XXVII. antical, adj.
Thunderous applause as you step away from the podium. Your name chanted by students in the balcony. Your face so full of pride, confidence, triumph. You wave when you find my face in the crowd. My heart is so full. I love you so much. I am so proud of you.
XXVIII. jump-up, n.
The path of progress has a steep incline, many switchbacks, but eventually, we will reach the summit; the future — the line where the sky and ridge meet. There is no one else I’d rather be on this journey with than you.
A Time We Were
I’ve typed half an email to you a dozen times, desperate as a maple reaching over a scenic byway. Do you remember when we used to communicate through the wind? I could hear your voice, your thoughts, just by how you exhaled through your nose during one of Mr. Slater’s lectures. We could be states apart, but I would still know; thoughts were leaves on autumnal breezes falling on the mossy forest floor.
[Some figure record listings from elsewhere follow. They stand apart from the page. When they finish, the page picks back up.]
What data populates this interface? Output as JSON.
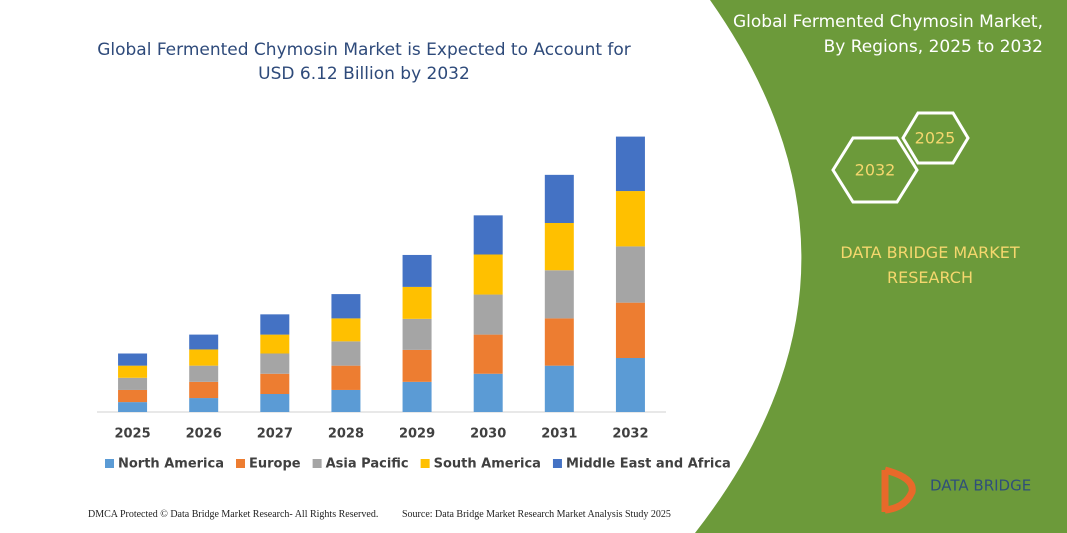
{
  "chart_data": {
    "type": "stacked_bar",
    "title": "Global Fermented Chymosin Market is Expected to Account for USD 6.12 Billion by 2032",
    "categories": [
      "2025",
      "2026",
      "2027",
      "2028",
      "2029",
      "2030",
      "2031",
      "2032"
    ],
    "series": [
      {
        "name": "North America",
        "color": "#5b9bd5",
        "values": [
          0.22,
          0.31,
          0.4,
          0.49,
          0.67,
          0.85,
          1.03,
          1.2
        ]
      },
      {
        "name": "Europe",
        "color": "#ed7d31",
        "values": [
          0.27,
          0.36,
          0.45,
          0.54,
          0.71,
          0.87,
          1.05,
          1.23
        ]
      },
      {
        "name": "Asia Pacific",
        "color": "#a5a5a5",
        "values": [
          0.27,
          0.36,
          0.45,
          0.54,
          0.69,
          0.89,
          1.07,
          1.25
        ]
      },
      {
        "name": "South America",
        "color": "#ffc000",
        "values": [
          0.27,
          0.36,
          0.42,
          0.51,
          0.71,
          0.89,
          1.05,
          1.23
        ]
      },
      {
        "name": "Middle East and Africa",
        "color": "#4472c4",
        "values": [
          0.27,
          0.33,
          0.45,
          0.54,
          0.71,
          0.87,
          1.07,
          1.21
        ]
      }
    ],
    "ylim": [
      0,
      6.2
    ]
  },
  "side_panel": {
    "title": "Global Fermented Chymosin Market, By Regions, 2025 to 2032",
    "hex_small": "2025",
    "hex_large": "2032",
    "brand": "DATA BRIDGE MARKET RESEARCH"
  },
  "logo": {
    "text": "DATA BRIDGE"
  },
  "footer": {
    "left": "DMCA Protected © Data Bridge Market Research-  All Rights Reserved.",
    "right": "Source: Data Bridge Market Research  Market Analysis Study 2025"
  }
}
Heavy currents eroded our bridge, felled trees snapped our power lines, space debris brought down our satellites, and now you’re just ones and zeros — a silent amalgamation of pixels.
A Tsunami Advisory
She asks if you’re awake. Your eyes struggle open. Her silhouette blurry in your tent’s doorway against the morning’s overcast sky. Your throat attempts a word. She tells you not to panic — a volcano erupted across the ocean; the National Weather Service said there’s a chance for a tsunami along the coast where you’re camping. “Not a warning, an advisory.” You nod your head, eyes closing. She zips the tent flap closed as she leaves. Brisk air bites your face, which peeks out of your cocoon. You see waves tower over the shore, lift your tent, rip its stakes out of the ground. You wonder whether you and your sleeping bag would float along the surf to the cranberry fields down the road. You wonder whether that would be the worst outcome. You see your classroom; your students; a painted rock gifted by one, defaced with a slur by another, left under your desk. You feel failure, consider the possibility they would be better off with another teacher. You remind yourself: your brain does this all the time, there is evidence to the contrary. You can’t see any.